Agent Torrent
The idle agent economy
This is a research prototype. Read SECURITY.md and if you seed a paid subscription then understand your provider’s terms of service.
A peer-to-peer mesh where machines swap idle AI compute capacity. Here’s the idea,
Your agent is idle right now. Probably.
If you host a VPS or pay subscriptions like Claude Code, Codex, or Cursor, think about the compute cycle. Probably, the most expensive subscription ever paid sits unused.
Meanwhile, at this exact moment, someone eleven time zones away is staring at a rate-limit message in the middle of their workday, waiting for their quota to reset it simple need more agentic computing
We have seen this shape of problem before. In the early 2000s, the resource was bandwidth: everyone had upload capacity sitting idle while everyone wanted download capacity in bursts. BitTorrent’s insight was not really about piracy, it was that a swarm of peers with idle capacity and bursty demand, with no central server, using nothing but a tit-for-tat incentive to keep freeloaders out.
In the modern internet infrastructure the expensive part is usually not Server Send Events. The expensive part is GPU inference.
I’ve been wondering what that looks like for agentic compute time access. So I built a prototype to find out.
The analogy, made precise
In BitTorrent you seed (upload content to others) and leech (download content from others), and the choking algorithm rewards peers who reciprocate. In a capacity mesh, seeding is accepting delegated tasks: your machine advertises “I have Claude Code 2.x installed, I accept jobs up to 300 seconds” and runs strangers’ prompts while you’re not using it.
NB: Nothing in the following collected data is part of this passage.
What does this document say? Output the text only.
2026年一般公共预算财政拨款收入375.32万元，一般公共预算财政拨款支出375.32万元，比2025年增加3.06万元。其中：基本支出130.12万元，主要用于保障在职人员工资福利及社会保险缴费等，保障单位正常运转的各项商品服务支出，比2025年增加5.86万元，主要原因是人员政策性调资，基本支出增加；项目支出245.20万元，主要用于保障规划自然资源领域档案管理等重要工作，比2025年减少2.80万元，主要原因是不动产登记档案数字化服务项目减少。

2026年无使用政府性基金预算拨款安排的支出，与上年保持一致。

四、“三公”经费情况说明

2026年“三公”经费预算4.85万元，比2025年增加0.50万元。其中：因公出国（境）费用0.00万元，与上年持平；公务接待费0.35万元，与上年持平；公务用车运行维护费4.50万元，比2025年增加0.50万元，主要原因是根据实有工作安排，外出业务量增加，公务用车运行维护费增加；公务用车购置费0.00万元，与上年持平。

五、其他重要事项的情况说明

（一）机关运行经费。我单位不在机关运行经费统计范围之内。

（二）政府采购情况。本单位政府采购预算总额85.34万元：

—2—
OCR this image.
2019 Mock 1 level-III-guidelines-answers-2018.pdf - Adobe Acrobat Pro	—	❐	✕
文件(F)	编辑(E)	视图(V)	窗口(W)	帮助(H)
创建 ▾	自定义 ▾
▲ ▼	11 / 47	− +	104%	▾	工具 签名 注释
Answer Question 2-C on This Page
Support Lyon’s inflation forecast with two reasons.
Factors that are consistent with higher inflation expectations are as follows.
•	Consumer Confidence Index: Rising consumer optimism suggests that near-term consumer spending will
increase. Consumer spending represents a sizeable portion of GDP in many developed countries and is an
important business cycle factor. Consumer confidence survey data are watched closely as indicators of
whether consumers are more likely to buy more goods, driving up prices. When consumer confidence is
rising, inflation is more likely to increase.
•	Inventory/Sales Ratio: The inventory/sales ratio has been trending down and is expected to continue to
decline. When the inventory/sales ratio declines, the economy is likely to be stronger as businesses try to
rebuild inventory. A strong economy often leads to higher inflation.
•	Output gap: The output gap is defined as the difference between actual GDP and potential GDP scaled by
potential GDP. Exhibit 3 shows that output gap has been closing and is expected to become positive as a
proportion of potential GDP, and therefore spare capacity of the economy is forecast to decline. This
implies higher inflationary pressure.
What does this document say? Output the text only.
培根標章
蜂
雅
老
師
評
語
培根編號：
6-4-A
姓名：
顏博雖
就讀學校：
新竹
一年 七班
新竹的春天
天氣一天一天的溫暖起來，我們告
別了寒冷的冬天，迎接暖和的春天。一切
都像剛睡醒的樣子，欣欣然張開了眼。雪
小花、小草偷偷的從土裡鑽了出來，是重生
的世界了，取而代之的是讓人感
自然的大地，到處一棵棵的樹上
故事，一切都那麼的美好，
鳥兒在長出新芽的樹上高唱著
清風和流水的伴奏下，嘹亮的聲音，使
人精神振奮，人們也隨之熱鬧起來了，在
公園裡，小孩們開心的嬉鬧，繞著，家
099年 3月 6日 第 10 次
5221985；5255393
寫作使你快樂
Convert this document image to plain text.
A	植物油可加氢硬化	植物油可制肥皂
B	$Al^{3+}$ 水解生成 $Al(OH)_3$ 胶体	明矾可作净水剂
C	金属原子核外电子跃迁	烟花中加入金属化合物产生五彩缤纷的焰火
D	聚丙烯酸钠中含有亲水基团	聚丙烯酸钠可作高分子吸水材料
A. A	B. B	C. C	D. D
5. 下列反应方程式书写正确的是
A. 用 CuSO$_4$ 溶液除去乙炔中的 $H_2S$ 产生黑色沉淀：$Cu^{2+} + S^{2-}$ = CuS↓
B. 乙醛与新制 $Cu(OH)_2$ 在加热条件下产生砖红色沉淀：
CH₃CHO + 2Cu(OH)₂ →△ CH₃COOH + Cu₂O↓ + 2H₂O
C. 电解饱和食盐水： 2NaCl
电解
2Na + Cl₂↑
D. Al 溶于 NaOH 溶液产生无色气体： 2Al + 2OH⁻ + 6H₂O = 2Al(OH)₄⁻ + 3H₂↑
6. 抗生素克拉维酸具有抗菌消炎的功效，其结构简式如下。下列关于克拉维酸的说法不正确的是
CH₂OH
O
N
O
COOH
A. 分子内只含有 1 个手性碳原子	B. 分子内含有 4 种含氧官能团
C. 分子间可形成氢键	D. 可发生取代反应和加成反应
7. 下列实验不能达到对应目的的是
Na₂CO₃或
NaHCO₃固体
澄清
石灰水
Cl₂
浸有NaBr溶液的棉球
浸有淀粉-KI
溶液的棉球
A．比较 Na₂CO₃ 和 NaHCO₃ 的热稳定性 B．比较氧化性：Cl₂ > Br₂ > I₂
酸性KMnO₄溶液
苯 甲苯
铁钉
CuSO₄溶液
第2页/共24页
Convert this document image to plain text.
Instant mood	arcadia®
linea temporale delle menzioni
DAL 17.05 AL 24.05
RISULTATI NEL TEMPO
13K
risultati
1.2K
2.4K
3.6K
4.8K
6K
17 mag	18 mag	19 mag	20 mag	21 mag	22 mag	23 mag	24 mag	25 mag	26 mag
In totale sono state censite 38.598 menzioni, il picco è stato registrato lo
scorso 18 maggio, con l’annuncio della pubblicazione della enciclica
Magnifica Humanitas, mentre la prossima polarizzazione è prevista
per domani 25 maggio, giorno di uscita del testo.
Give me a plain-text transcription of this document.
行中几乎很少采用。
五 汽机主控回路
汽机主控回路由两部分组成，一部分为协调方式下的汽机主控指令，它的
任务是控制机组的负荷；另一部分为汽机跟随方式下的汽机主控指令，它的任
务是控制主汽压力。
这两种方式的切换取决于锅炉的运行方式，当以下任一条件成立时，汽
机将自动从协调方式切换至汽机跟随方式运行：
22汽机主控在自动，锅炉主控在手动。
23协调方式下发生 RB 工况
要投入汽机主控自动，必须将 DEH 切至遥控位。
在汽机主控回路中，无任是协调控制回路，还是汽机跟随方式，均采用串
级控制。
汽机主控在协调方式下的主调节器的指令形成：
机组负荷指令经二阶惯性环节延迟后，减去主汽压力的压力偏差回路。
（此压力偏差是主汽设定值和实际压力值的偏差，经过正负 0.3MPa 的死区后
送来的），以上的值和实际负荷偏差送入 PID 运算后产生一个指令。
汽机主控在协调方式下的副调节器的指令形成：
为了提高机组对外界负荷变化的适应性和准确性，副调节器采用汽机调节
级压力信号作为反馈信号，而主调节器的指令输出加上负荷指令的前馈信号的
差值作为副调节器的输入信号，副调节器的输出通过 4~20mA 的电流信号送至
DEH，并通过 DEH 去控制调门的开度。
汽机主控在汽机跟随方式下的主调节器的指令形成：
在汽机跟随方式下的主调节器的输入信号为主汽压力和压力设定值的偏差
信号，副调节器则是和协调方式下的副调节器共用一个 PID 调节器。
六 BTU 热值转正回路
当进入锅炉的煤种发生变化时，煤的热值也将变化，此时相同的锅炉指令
A harness that you don’t subscribe to can hand a task manifest to a peer and get the result back.
Run out of credits? Do some seeding.
The rest of the BitTorrent skeleton translates almost directly. A peer id is the hash of an Ed25519 public key, exactly like a DHT (distributed hash table) node id. There is no tracker: peers find each other by UDP broadcast on the local network, plus a bootstrap list for peers across the internet. Every peer runs identical code — there is no server role anywhere. And all swarm state is rebuildable from gossip: kill a peer, wipe its peer table, restart it, and it relearns the swarm within one beacon interval.
Why this matters
The point of this experiment is not that everyone should run strangers’ code on their laptop. Most people should not.
The point is that coding agents change the shape of software work. They make more work delegatable. They produce artifacts that can be inspected. They can run in constrained environments. They can attempt tasks in parallel. They can fail cheaply.
That creates a new economic question.
If agentic work can be packaged, routed, sandboxed, and verified, does software development teams can start to develop its own peer to peer market?
Maybe individually altruistic hardware accessibility still matters. Maybe provider policies make this impossible. Maybe the useful version only works inside companies, teams, universities, or trusted clusters.
But the question feels worth asking.
Because your coding agent is idle right now.
And somewhere else, someone has a prompt waiting.